FinCEN determined that many of Merchants’ failures to file or file timely SARs were related to its higher-risk MSB customers’ activities, which were inconsistent with the anticipated behavior, stated business purpose, or customer profile information of these MSBs. FinCEN’s assessment set forth the following examples:

  • One of the MSB customers was a money transmitter located in the basement of the owner’s private residence in New York. Despite several red flags resulting from Merchants’s account review, including the fact that this MSB was the subject of multiple information requests from law enforcement, had significant increases in its account activity, and its wire transfers were, in two instances, rejected by another bank, Merchants determined that its activities were not suspicious and failed to timely file a SAR.
  • Merchants failed to file a SAR on another MSB customer engaging in suspicious activity. In a six-month period between 2011 and 2012, the MSB conducted approximately $500,000 and $700,000 in deposits and withdrawals, respectively, and received over $1.3 million in wire transfers. Within two to three days of receiving the funds, the MSB wrote large checks, cashing them out at other financial institutions. In January 2012, Merchants conducted a due diligence analysis on the same MSB’s activity and did not consider it suspicious. In February 2012, after learning of a criminal investigation involving the MSB, Merchants again conducted a due diligence analysis and again failed to report the customer and its activity in a SAR. As noted above, on September 19, 2012, the MSB, its manager, and its compliance officer pleaded guilty to eight counts of failing to file currency transaction reports and one count of failing to maintain an effective AML program.
  • Merchants failed to file a SAR on another licensed money transmitter and seller of money orders with physical locations in Nevada and California. This MSB’s customer base was located in Russia, Armenia, the United Kingdom, and Germany, and the MSB sent most of its money transmissions to these regions. Merchants rated this account as high-risk and conducted an account review, which indicated that for several months, the volume of account activity had significantly exceeded the anticipated activity established by the MSB during the account application process. Although the review indicated that Merchants asked the MSB for an explanation of its unexpected account behavior, the customer never provided the requested information and the Bank failed to investigate further.

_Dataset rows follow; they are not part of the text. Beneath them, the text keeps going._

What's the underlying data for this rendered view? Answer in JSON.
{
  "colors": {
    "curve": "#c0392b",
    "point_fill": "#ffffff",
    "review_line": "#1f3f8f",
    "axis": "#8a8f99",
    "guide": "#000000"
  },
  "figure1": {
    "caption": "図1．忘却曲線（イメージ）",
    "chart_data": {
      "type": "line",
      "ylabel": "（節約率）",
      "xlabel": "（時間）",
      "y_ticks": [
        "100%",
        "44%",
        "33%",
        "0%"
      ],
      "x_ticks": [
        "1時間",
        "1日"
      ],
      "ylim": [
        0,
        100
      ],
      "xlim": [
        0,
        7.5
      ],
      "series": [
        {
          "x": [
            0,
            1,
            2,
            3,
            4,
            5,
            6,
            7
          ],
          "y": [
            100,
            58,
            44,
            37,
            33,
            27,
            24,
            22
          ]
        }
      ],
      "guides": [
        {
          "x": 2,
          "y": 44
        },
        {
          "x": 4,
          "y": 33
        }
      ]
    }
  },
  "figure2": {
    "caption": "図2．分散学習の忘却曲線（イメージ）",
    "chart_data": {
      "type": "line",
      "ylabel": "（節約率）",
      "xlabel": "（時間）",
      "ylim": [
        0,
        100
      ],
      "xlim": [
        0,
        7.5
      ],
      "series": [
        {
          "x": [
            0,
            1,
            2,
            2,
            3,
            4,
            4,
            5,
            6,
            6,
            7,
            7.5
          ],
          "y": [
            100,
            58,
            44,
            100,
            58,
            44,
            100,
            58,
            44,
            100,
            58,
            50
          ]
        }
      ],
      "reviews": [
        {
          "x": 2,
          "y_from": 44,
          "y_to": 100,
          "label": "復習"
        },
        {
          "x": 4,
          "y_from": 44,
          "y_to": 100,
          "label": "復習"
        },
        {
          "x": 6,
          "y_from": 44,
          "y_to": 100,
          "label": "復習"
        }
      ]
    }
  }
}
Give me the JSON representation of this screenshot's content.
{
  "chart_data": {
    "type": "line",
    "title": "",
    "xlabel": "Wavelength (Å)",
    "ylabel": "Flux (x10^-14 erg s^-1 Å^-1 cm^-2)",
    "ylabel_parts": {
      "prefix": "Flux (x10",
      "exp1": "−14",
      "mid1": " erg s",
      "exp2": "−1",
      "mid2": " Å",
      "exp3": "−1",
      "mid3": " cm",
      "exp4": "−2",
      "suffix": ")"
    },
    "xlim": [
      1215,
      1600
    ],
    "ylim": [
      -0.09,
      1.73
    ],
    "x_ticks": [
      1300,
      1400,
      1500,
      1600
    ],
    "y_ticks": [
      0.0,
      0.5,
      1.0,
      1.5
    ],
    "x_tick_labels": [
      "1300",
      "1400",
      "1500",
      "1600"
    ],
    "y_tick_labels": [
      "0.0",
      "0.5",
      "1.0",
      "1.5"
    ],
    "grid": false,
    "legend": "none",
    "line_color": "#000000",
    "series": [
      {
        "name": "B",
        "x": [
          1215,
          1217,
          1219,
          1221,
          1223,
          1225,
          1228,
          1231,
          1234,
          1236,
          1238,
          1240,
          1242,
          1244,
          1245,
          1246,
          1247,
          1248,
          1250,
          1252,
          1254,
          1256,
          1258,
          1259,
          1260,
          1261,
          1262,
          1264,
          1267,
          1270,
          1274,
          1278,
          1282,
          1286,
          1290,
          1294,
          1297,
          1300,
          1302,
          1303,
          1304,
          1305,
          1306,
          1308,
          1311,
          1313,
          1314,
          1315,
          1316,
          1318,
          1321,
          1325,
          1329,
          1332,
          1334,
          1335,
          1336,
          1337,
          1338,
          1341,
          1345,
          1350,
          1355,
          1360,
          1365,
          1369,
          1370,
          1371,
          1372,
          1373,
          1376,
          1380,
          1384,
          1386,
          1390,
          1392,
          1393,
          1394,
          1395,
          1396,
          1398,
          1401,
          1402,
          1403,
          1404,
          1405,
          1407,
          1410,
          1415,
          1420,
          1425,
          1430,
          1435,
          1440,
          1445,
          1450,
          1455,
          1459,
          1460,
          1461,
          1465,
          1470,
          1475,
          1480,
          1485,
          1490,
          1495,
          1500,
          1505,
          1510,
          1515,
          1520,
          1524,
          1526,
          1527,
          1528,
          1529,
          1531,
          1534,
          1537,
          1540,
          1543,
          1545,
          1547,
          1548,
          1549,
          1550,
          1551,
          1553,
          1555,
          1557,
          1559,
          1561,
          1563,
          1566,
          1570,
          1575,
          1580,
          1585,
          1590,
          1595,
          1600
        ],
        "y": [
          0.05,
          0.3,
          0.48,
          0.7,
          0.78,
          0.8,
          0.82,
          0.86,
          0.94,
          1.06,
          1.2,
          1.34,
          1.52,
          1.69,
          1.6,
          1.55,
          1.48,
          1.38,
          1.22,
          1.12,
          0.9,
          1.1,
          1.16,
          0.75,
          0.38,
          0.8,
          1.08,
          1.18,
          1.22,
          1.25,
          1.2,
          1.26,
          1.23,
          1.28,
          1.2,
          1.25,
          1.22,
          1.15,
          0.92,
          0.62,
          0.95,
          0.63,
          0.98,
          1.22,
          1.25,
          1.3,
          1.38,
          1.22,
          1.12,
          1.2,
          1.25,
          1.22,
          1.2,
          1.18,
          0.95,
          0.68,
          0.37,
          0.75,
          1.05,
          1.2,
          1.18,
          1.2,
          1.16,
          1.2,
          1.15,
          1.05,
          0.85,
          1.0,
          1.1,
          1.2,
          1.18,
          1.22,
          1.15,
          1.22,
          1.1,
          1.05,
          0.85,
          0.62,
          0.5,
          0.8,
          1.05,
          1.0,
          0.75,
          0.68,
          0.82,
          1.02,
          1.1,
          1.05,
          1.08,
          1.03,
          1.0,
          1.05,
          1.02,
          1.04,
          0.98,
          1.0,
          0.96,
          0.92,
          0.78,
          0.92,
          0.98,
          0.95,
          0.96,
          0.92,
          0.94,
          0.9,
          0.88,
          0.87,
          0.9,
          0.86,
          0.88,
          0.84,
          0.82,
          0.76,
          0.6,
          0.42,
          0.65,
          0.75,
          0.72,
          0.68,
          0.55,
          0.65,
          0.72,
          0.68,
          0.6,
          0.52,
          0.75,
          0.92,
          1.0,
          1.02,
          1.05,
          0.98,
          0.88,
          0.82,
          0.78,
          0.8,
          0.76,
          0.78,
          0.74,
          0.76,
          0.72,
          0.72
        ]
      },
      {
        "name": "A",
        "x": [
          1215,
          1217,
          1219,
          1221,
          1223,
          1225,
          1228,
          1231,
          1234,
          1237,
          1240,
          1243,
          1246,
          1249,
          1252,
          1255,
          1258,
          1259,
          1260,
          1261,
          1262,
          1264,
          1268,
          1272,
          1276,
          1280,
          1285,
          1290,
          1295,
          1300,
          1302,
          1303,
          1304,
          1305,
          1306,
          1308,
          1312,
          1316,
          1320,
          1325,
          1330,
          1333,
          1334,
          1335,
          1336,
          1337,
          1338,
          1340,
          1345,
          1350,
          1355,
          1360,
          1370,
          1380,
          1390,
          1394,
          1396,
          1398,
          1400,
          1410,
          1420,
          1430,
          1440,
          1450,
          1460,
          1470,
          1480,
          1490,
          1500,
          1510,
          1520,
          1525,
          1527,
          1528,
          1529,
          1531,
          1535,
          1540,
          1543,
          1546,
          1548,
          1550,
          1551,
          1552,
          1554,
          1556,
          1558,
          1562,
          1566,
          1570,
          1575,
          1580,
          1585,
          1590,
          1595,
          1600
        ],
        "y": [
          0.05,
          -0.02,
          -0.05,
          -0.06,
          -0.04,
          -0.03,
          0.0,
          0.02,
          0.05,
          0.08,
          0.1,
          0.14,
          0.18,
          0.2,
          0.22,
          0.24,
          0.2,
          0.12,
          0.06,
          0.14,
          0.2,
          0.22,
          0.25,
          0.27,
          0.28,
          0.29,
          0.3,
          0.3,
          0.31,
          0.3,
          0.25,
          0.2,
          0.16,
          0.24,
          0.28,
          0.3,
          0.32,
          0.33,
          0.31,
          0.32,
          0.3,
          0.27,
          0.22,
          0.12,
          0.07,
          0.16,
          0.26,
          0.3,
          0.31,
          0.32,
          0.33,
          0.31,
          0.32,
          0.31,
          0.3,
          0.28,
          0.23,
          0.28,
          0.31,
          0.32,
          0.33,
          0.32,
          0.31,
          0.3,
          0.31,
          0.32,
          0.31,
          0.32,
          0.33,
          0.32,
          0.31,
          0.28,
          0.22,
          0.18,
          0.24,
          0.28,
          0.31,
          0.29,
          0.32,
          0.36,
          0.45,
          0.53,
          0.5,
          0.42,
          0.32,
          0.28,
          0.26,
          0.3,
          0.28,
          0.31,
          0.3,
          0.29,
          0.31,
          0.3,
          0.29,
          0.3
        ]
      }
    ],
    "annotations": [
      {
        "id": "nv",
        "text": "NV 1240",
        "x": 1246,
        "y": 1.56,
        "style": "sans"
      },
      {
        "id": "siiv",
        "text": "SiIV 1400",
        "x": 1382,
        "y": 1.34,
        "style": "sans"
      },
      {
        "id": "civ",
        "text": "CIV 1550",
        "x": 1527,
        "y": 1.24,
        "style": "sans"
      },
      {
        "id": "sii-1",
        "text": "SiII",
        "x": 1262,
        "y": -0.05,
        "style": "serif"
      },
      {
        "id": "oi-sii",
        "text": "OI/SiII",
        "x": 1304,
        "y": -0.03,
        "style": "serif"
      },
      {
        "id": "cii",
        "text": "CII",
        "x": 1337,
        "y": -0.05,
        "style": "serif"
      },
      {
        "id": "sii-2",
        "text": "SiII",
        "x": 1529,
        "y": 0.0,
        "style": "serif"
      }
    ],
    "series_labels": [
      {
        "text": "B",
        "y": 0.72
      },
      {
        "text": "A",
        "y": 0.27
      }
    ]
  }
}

Merchants also failed to identify evidence of structuring flowing through the account.

In 2015, an independent consultant completed a look-back review of a sample of 100 of Merchants’s high-risk MSB accounts for the period of July 1, 2012 through June 30, 2014. The look-back review identified 57 customer accounts with activity that was deemed potentially suspicious and required escalation to management level along with an additional 11 customer accounts requiring further review due to a lack of documentation or a lack of transparency in the customer transactions. As a result of the look-back review, Merchants filed SARs on the activity and transactions identified through the review. The late SAR filings included reports covering structured transactions that were conducted through Merchants for two consecutive years totaling over $400 million. The subjects of one of the SARs engaged in a suspicious pattern of cashing multiple structured checks made to the order of the same individuals in Mexico without providing information concerning source of funds. Also, these subjects engaged in several suspicious wire transfers to the Office of Foreign Assets Control sanctioned countries. These same subjects were under a U.S. federal law enforcement investigation for fraudulent tax returns. This activity started in 2014 and was reported on a SAR two years later only after Merchants was required to conduct a look-back review. Another late SAR covered transactions worth over $395 million related to customers conducting large wire transfers between multiple foreign financial institutions without validating the source of funds or identifying the ultimate beneficiary. This activity resulted in large payouts to unknown entities in Colombia.